“Samin,
cita-citamu apa?” tanya ibu guru, sewaktu aku masih duduk di kelas I SD.
Waktu
itu, aku bingung harus jawab apa. Apalagi, aku yang lebih dahulu ditanya. Tak
ada cita-cita teman sekelasku yang bisa kutiru. Tapi sepengetahuanku, cita-cita
adalah pekerjaan. Maka teringatlah olehku sosok ayah yang bekerja sebagai
petani. Ia mengurus sepetak sawah setiap hari.
“Aku
ingin jadi petani Bu!” pungkasku.
Sontak,
seisi ruang kelas menertawakanku. Mereka seakan menganggap jawabanku adalah
lelucon. Padahal sungguh, aku ingin jadi petani!
Berselang
beberapa saat, teman sekelasku pun ditanyai satu persatu. Cita-cita mereka
beragam. Ada yang ingin jadi dokter, polisi, tentara, atau guru. Dan akhirnya,
hanya aku yang bercita-cita jadi petani.
Setelah
kejadian itu, julukan petani menjadi olok-olokan untukku. Kala masih
kanak-kanak, aku tentu gusar dengan keadaan itu. Menangis dan marah menjadi
senjata ampuhku untuk membela diri. Tapi beranjak usia remaja, pemuda, dewasa,
sampai menjadi orang tua seperti sekarang, aku tak mempersoalkannya, walaupun
masih ada yang mempermasalahkannya.
Entah
kanapa masih banyak orang menganggap petani adalah pekerjaan murahan. Kupikir
sebaliknya, petani adalah pekerjaan yang mulia dan memberi banyak manfaat bagi
sesama. Karena petanilah, orang kota yang gengsian dan hedonis, bisa makan.
Presiden dan para politisi yang mengobrol tentang pertanian tanpa aksi nyata,
juga tak akan kuat berpotek-potek tanpa pangan dari petani. Cara pikir inilah
yang ditegaskan ayahku dahulu.
Masyarakat
di kampungku sendiri, masih menganggap petani adalah pekerjaan yang harus
dihindari. Anak-anak disekolahkan agar kelak menjadi pegawai kantoran, jangan
petani. Kala aku memilih fakultas pertanian sebagai bidang keilmuan yang kugeluti
di kampus, banyak cibiran menerpaku. Sampai selepas aku sarjana, mereka menganggap
pendidikanku gagal, sebab aku hanya sarjana pertanian, dan kembali jadi petani,
seperti orang tuaku.
Tak
masalah bagiku dianggap sarjana gagal.

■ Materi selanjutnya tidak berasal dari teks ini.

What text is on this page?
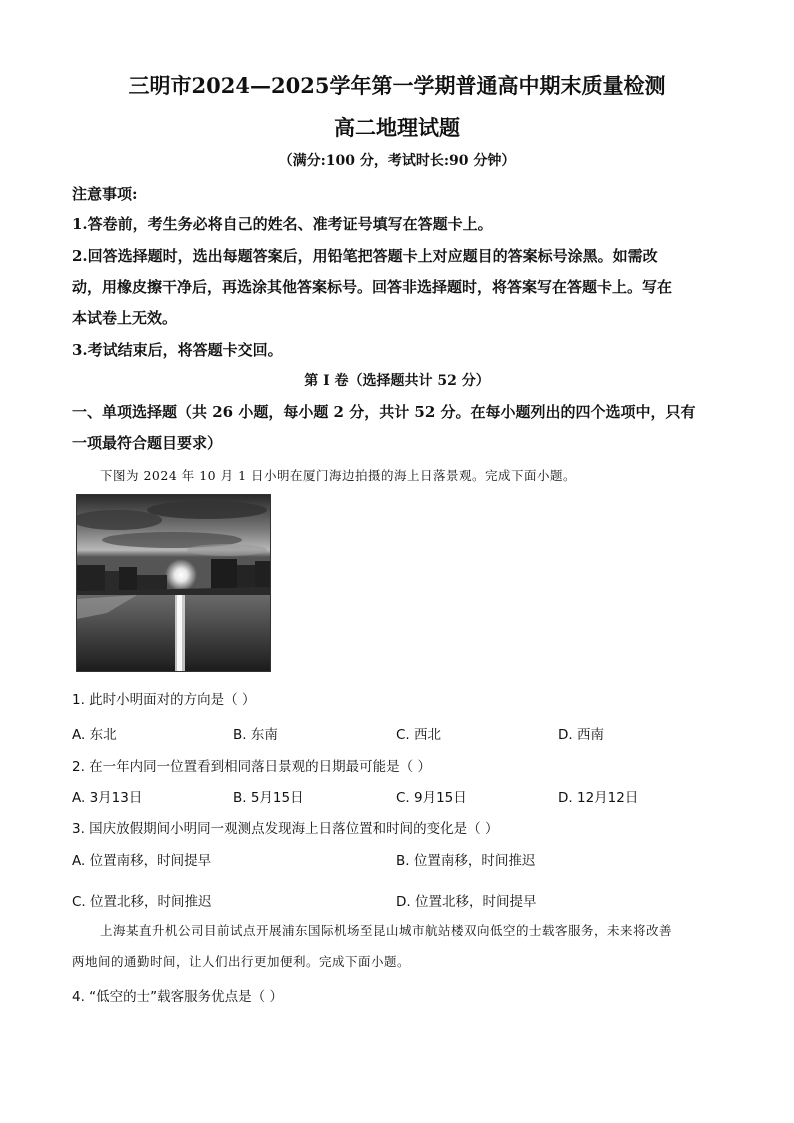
三明市2024—2025学年第一学期普通高中期末质量检测
高二地理试题
（满分:100 分，考试时长:90 分钟）
注意事项:
1.答卷前，考生务必将自己的姓名、准考证号填写在答题卡上。
2.回答选择题时，选出每题答案后，用铅笔把答题卡上对应题目的答案标号涂黑。如需改
动，用橡皮擦干净后，再选涂其他答案标号。回答非选择题时，将答案写在答题卡上。写在
本试卷上无效。
3.考试结束后，将答题卡交回。
第 I 卷（选择题共计 52 分）
一、单项选择题（共 26 小题，每小题 2 分，共计 52 分。在每小题列出的四个选项中，只有
一项最符合题目要求）
下图为 2024 年 10 月 1 日小明在厦门海边拍摄的海上日落景观。完成下面小题。
1. 此时小明面对的方向是（ ）
A. 东北	B. 东南	C. 西北	D. 西南
2. 在一年内同一位置看到相同落日景观的日期最可能是（ ）
A. 3月13日	B. 5月15日	C. 9月15日	D. 12月12日
3. 国庆放假期间小明同一观测点发现海上日落位置和时间的变化是（ ）
A. 位置南移，时间提早	B. 位置南移，时间推迟
C. 位置北移，时间推迟	D. 位置北移，时间提早
上海某直升机公司目前试点开展浦东国际机场至昆山城市航站楼双向低空的士载客服务，未来将改善
两地间的通勤时间，让人们出行更加便利。完成下面小题。
4. “低空的士”载客服务优点是（ ）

Kupikir, keberhasilan pendidikan
bukanlah tentang pekerjaan apa yang akan kita geluti, tapi bagaimana kita
melaksanakan sebuah pekerjaan. Pendidikan seseorang tercermin pada cara
kerjanya yang penuh tanggung jawab, bukan pada tampakannya. Dan pastinya, aku
akan bertanggung jawab sebagai petani. Aku sunguh-sungguh.
Untuk
mengamalkan ilmuku, aku juga dengan senang hati mendidik para petani di desaku.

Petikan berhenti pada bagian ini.